Now India ranked as one of the fastest growing economies in the world. With numerous big and small industries developing each day it is on the rise. The Indian money market runs on the scheduling banking sector. These are located in different parts of the country from urban to rural areas. And unorganized or non-banking financial companies and individual indigenous money lenders also have a part in this. Thus, the scheduled banks follow the rules set by the Reserve Bank of India (RBI). Loans for business development for the companies are easily available with proper proceedings from these banks. These are also available from other financial creditor companies. Hence, it is often seen as a failure to make repayment of the loans has led to mandatory bankruptcy.
A recent verdict declared by the SC has put a restriction on insolvency of stressed assets by the Bank. In the Dharani Sugars and Chemicals Ltd v Union of India case, dated 2nd April 2019, the apex court has overruled a Reserve Bank of India (RBI) Circular dated 12th February 2018 as unconditional and Ultra Vires.
According to the Circular, Banks have the power to conduct immediate insolvency proceedings against problematic assets. This only happens if it fails to maintain the board–approved policy for the resolution. The bank can initiate a Resolution Process against the borrower. This happens on failure to pay off a term loan of 2000 crore or more and unable to cure it in 180 days. This has resulted in detrimental consequences on the interest of the defaulter companies which lead to bankruptcy. The Circular obtained the power from Section 35 AA and 35 AB of the Banking Regulation Act, 1949 (rights to issue direction regarding stressed assets). This Section was challenged based on the Insolvency and Bankruptcy Code, 2016. The apex court verdict will be applicable to all such cases. Mostly, where the financial creditors have taken action following the RBI Circular. Therefore, the scenario is changing.

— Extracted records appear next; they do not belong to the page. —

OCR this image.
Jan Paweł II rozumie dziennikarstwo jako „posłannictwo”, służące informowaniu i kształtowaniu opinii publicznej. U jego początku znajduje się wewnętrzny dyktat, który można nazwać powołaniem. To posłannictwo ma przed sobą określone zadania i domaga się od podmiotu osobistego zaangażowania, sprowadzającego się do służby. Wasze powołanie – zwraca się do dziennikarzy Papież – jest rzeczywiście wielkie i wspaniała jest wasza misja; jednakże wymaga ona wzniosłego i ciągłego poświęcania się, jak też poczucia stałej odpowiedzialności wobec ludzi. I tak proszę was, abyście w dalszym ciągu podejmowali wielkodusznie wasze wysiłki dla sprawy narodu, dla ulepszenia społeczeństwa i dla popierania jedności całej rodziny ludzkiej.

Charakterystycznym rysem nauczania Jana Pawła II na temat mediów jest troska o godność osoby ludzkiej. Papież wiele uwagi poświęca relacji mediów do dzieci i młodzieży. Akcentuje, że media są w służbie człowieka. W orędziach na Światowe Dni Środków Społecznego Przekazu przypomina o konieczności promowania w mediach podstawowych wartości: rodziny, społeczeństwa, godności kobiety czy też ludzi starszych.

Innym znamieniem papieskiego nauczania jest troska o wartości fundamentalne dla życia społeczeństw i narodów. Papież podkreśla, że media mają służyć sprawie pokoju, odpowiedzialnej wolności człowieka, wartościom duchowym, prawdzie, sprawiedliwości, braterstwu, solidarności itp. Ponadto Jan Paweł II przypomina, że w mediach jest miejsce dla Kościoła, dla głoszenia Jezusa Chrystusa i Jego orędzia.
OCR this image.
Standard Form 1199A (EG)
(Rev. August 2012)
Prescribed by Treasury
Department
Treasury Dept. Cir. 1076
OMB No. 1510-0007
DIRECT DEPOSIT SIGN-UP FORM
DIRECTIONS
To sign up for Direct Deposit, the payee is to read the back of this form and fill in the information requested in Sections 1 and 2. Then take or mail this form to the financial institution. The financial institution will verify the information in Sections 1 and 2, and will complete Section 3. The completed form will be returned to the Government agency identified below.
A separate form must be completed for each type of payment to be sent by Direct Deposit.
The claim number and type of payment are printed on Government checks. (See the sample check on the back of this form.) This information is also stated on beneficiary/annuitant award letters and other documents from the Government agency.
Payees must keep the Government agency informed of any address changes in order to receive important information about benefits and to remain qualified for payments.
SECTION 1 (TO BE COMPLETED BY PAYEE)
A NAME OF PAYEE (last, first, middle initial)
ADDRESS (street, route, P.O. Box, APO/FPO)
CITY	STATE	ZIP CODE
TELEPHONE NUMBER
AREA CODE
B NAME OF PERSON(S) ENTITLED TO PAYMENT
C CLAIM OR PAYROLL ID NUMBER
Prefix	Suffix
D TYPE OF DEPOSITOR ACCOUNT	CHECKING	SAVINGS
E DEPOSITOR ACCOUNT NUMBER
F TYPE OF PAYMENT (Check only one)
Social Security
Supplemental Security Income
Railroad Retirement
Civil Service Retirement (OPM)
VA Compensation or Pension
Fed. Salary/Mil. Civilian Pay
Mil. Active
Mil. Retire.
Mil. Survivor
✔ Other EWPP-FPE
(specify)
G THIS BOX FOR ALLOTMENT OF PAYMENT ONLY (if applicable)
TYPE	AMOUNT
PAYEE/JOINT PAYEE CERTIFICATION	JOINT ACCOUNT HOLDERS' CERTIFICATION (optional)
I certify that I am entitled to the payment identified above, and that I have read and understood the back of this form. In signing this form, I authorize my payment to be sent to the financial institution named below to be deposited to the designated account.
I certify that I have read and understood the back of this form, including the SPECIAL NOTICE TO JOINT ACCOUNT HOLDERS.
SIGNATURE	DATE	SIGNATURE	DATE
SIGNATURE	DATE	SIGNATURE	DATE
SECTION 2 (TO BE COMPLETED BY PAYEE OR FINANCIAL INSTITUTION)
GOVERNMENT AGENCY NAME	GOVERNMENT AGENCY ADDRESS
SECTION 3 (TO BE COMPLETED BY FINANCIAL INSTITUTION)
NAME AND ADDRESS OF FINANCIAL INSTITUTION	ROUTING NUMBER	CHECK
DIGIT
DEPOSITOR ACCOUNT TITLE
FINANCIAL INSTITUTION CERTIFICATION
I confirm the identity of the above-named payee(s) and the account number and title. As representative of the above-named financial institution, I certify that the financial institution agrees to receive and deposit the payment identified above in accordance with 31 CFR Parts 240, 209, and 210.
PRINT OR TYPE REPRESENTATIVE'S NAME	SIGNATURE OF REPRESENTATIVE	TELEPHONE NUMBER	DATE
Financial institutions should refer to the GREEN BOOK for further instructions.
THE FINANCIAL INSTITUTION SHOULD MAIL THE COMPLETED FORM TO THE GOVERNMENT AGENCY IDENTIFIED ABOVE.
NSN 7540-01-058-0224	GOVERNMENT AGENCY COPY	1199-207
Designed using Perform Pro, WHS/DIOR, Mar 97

According to the SC declaration, without the authorization of the Central Government, organizations cannot take such steps. However, the Reserve Bank of India can implement its rights under Section 35 AA and 35 AB varying from case to case depending on the nature of default by the debtor. Thus, insolvency cases are taking hits.
This judgment resulted in a better way of resolving the issues related to insolvent companies failure to settle their debts. The banks from now on can take an independent decision on such cases. It has opened opportunities to make an out of court settlement without harming the interest of the defaulter companies.
The proceedings of any genuine insolvency cases initiated by financial creditors will not be affected by any means with this judgment who has not taken action under the RBI Circular. It will precede as it ought to be without any restrictions.
This judgment has come as a relief to those companies who make sincere efforts to settle their debts but were unable to do so in the given short period of 180 days. Hence, it will definitely benefit these companies to resolve the issues regarding their stressed assets and can make a fresh effort to strengthen the company.